The Λ single-particle energies $B_{\Lambda }$ of hypernuclei (HN) are calculated microscopically using the Fermi hypernetted chain method to obtain for our $\Lambda N$ and $\Lambda \mathrm{NN}$ potentials the Λ binding $D\left(\rho \right)$ to nuclear matter, and the effective mass $m_{\Lambda }^{*}\left(\rho \right)$ at densities $\rho <~{\rho }_0$ $({\rho }_0$ is normal nuclear density), and also the corresponding effective $\Lambda N$ and $\Lambda \mathrm{NN}$ potentials. The Λ core-nucleus potential $U_{\Lambda }\mathrm{}\left(r\right)\mathrm{}$ is obtained by suitably folding these into the core density. The Schrödinger equation for $U_{\Lambda }$ and $m_{\Lambda }^{*}$ is solved for $B_{\Lambda }.$ The fringing field (FF) due to the finite range of the effective potentials is theoretically required.
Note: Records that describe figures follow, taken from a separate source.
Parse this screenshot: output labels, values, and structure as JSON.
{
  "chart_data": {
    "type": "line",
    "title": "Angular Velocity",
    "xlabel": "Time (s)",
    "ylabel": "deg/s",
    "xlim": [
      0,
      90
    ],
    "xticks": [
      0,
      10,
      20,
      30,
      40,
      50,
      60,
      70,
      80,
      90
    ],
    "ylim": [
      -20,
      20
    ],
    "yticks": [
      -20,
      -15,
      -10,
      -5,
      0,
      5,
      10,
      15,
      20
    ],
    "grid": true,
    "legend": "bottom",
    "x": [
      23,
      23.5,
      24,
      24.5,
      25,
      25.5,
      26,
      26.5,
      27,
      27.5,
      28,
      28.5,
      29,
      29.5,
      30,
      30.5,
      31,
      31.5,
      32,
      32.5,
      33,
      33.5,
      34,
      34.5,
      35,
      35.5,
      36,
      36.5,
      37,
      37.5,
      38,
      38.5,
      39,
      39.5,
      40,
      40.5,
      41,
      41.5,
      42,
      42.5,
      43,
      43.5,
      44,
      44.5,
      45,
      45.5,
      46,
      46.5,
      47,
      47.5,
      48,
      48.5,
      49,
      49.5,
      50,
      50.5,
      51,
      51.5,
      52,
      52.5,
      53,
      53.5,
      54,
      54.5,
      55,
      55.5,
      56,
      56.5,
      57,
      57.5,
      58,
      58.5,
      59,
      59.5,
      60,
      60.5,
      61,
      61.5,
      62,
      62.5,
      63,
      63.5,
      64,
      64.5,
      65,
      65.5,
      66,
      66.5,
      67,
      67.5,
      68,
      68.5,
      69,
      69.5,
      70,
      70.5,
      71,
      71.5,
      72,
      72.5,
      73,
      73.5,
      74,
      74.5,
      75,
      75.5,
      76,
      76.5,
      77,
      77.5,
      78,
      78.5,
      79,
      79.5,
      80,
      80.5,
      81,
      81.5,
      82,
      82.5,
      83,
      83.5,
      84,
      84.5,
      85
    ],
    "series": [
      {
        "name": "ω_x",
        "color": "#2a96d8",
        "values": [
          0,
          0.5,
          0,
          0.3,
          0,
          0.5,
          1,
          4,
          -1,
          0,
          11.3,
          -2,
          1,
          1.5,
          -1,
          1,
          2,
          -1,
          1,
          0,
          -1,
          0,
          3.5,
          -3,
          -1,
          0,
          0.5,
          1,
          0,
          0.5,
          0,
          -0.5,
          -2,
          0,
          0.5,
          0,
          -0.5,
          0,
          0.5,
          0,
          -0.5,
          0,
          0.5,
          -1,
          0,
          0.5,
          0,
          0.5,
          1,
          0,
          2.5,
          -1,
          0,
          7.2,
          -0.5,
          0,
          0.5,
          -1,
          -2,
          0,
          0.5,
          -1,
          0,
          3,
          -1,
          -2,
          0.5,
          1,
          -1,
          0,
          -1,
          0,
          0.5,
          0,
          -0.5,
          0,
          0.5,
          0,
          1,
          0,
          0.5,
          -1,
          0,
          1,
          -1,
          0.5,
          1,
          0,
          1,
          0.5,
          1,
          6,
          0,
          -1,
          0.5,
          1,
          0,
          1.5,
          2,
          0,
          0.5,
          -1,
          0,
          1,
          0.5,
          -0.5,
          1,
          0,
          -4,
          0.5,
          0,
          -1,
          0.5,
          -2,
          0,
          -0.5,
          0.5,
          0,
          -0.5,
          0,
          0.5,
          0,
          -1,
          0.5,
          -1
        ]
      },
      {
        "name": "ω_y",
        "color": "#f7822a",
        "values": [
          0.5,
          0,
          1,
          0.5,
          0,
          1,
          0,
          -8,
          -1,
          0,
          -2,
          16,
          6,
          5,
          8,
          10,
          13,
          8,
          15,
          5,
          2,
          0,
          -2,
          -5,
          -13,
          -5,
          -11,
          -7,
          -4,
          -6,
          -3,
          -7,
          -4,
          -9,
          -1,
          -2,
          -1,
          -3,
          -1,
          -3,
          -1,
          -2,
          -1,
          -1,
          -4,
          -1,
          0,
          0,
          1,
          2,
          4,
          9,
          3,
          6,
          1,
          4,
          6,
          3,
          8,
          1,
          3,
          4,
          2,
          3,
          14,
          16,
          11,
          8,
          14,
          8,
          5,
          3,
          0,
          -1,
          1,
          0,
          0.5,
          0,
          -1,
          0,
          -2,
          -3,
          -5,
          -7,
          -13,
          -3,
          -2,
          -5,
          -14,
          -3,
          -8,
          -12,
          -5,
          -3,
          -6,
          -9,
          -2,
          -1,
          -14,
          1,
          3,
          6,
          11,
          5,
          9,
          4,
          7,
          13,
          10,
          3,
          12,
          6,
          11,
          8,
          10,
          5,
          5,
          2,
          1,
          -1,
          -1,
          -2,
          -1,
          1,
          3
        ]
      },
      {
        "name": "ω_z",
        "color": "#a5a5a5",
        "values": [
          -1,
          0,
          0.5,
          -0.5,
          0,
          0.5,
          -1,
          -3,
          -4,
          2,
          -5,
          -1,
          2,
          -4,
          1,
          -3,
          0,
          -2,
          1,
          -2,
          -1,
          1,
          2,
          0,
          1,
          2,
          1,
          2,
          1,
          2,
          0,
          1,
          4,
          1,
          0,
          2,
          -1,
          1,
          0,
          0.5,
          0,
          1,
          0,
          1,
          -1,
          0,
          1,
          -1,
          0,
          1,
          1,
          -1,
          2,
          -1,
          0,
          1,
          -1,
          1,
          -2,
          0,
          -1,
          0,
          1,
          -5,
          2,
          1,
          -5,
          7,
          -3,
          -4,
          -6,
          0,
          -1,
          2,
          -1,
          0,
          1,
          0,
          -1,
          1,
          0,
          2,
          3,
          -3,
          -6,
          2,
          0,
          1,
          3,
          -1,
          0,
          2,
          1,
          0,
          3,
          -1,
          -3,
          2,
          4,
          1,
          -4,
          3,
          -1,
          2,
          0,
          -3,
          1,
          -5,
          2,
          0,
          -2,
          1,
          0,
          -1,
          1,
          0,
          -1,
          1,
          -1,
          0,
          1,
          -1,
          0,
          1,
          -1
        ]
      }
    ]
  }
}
We use a dispersive $\Lambda \mathrm{NN}$ potential but also include a phenomenological ρ dependence allowing for less repulsion for $\rho <{\rho }_0,$ i.e., in the surface. The best fits to the data with a FF give a large ρ dependence, equivalent to an A dependent strength consistent with variational calculations of ${}_{\mathrm{\Lambda }}^5\mathrm{He},$ indicating an effective $\Lambda \mathrm{NN}$ dispersive potential increasingly repulsive with A whose likely interpretation is in terms of dispersive plus two-pion-exchange $\Lambda \mathrm{NN}$ potentials. The well depth is $29\pm 1\mathrm{MeV}.$ The $\Lambda N$ space-exchange fraction corresponds to $m_{\Lambda }^{*}\left(\rho \right)\approx 0.75–0.80$ and a ratio of p- to s-state potentials of $\approx 0.5\pm \mathrm{0.1.}$ Charge symmetry breaking (CSB) is significant for heavy HN with a large neutron excess; with a FF the strength agrees with that obtained from the $A=4\mathrm{}\mathrm{HN}.$ The fits without FF are excellent but inconsistent with the requirement for a FF, with ${}_{\mathrm{\Lambda }}^5\mathrm{He},$ and also with the CSB sign for $A=4.\mathrm{}$